Bio-Rad is currently in the middle of clinical trials for BCR-ABL monitoring for CML and intends to submit data to FDA early in 2018, Jensen-Long said.
In alignment with recent FDA practice, immediately following BCR-ABL, the company will submit its QXDx open IVD platform in order to support clinical laboratories with compliant LDT assays, she added.
Overall, the company has "built the ddPCR space from the ground up," Jensen-Long said, and it does not see significant competition within the space at this time. The technology also continues to have advantages in precision and accuracy over qPCR competitors, she said, and Bio-Rad expects to take market share away from that segment.
"We could see some downward competitive pressure from NGS if that technology can become faster, simpler, and inexpensive enough to use in low multiplex applications," Jensen-Long said. In the meantime, Bio-Rad is continuing to expand its ability to query a larger number of markers and variants per reaction to maximize sensitivity when limited DNA is available, such as in liquid biopsy samples, and it will also continue to further streamline the ddPCR workflow.

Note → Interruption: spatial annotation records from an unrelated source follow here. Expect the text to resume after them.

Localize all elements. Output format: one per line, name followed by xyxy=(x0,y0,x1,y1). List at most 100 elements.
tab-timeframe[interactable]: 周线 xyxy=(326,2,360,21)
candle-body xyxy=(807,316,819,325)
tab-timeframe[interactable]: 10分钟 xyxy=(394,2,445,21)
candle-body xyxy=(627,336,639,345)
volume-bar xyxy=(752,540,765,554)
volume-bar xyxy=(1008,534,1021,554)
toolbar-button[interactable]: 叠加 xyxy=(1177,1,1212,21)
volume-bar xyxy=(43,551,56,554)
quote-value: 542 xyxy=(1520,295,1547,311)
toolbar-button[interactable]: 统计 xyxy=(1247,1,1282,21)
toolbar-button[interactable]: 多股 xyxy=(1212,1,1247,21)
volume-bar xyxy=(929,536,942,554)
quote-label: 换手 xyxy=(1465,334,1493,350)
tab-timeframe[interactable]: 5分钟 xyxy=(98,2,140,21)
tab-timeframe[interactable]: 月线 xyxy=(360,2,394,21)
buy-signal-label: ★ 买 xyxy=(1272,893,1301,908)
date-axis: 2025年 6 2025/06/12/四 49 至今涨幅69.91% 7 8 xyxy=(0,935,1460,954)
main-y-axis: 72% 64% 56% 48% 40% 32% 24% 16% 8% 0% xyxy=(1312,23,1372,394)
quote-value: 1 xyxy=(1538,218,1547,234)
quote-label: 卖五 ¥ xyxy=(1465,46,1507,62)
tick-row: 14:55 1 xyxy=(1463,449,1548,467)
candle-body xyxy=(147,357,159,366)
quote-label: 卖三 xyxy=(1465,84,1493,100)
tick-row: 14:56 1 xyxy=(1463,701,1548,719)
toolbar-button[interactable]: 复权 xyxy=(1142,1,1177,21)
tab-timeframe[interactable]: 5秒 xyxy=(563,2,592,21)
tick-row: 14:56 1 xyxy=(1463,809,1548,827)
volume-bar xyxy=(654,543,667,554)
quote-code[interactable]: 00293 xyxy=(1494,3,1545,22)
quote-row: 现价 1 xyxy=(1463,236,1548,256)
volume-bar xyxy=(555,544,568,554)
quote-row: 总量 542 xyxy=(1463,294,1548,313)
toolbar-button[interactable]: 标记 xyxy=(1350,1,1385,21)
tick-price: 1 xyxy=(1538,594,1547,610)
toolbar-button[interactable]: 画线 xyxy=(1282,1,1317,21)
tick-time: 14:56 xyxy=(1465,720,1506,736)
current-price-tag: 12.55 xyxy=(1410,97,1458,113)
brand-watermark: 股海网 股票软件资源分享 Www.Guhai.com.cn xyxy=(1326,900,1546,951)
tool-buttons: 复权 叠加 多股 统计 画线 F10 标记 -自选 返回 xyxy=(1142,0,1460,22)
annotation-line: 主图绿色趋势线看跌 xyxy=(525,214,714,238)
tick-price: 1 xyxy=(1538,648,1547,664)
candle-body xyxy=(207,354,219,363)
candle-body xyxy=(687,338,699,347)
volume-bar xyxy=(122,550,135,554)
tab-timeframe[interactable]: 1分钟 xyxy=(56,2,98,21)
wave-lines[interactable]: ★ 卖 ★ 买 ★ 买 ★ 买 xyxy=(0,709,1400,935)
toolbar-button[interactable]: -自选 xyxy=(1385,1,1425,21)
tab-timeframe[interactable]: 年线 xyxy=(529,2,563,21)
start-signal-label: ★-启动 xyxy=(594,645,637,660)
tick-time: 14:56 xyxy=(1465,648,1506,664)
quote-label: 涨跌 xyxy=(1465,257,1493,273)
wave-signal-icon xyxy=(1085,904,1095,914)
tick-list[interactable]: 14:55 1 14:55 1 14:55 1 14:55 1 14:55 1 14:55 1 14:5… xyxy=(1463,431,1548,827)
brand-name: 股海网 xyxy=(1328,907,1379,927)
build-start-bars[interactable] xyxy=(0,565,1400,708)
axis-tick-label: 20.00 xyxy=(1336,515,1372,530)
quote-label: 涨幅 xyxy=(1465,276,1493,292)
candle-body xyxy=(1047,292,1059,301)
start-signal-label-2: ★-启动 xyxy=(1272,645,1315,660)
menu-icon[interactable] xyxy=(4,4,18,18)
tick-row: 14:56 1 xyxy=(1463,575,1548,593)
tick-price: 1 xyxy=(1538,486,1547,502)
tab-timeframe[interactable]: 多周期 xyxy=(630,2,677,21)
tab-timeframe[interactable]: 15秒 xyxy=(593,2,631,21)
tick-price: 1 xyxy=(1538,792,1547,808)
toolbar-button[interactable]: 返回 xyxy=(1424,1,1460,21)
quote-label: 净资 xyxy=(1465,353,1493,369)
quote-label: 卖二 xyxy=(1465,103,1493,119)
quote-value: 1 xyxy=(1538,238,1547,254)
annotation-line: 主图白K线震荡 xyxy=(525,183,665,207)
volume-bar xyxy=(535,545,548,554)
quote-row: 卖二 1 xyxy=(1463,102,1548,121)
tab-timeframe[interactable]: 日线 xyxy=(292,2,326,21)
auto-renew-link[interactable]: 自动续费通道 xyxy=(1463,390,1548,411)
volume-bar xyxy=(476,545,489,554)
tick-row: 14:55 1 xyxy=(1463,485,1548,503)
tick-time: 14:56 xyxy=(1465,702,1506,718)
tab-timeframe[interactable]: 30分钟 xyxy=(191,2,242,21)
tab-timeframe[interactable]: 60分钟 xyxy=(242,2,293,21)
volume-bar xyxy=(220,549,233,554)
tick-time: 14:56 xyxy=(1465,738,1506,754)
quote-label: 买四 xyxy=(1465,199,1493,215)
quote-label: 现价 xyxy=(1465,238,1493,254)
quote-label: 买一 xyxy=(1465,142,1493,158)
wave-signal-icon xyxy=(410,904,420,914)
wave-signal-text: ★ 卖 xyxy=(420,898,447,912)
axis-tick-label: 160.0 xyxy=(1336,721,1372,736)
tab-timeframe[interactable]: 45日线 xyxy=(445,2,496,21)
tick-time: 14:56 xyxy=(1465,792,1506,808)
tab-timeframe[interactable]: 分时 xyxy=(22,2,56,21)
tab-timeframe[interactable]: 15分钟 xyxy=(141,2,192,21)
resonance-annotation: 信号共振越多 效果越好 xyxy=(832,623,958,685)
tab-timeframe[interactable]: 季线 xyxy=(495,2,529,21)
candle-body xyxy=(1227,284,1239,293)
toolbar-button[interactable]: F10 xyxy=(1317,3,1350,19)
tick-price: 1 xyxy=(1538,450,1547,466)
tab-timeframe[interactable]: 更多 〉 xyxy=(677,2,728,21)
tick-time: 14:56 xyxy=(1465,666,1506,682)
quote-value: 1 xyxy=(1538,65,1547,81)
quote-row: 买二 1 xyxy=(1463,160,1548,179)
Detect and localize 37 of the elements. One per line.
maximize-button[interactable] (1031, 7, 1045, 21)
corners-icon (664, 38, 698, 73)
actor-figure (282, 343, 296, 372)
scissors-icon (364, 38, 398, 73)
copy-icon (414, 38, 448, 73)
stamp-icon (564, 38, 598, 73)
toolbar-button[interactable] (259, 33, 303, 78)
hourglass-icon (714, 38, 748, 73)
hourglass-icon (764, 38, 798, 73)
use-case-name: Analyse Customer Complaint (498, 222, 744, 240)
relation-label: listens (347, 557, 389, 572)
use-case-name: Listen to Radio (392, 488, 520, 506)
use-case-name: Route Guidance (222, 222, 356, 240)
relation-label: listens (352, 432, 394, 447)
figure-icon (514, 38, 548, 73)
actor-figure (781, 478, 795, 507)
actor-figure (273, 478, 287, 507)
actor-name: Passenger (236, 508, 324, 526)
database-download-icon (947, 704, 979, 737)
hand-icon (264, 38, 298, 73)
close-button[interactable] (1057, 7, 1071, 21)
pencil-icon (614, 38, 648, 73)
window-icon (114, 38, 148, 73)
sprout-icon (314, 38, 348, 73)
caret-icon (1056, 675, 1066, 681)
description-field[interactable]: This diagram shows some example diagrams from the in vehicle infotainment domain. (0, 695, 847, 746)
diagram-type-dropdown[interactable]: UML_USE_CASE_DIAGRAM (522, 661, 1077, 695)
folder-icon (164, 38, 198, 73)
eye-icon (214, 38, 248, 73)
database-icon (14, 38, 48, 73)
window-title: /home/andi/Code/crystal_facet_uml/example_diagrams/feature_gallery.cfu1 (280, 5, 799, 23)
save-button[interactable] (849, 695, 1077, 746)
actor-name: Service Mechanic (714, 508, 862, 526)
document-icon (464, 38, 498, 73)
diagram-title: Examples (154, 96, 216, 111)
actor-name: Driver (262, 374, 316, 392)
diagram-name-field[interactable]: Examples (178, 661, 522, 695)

In terms of competition from other technologies being used for CML monitoring, a BCR-ABL test kit from Asuragen received premarket clearance from the FDA last year, becoming the first such kit commercially available in the US, and the firm has since launched a CE-marked kit to detect minor fusions. A BCR-ABL test from Cepheid was CE marked in late 2015.
Jensen-Long noted that ddPCR as an enabling technology has "strong value across the clinical spectrum, from primary diagnosis and companion diagnostics, to monitoring." Further evolution of the ddPCR ecosystem will include "higher-plex panels, a fully integrated and hands-free system, and development of a sample-to-answer platform," she said.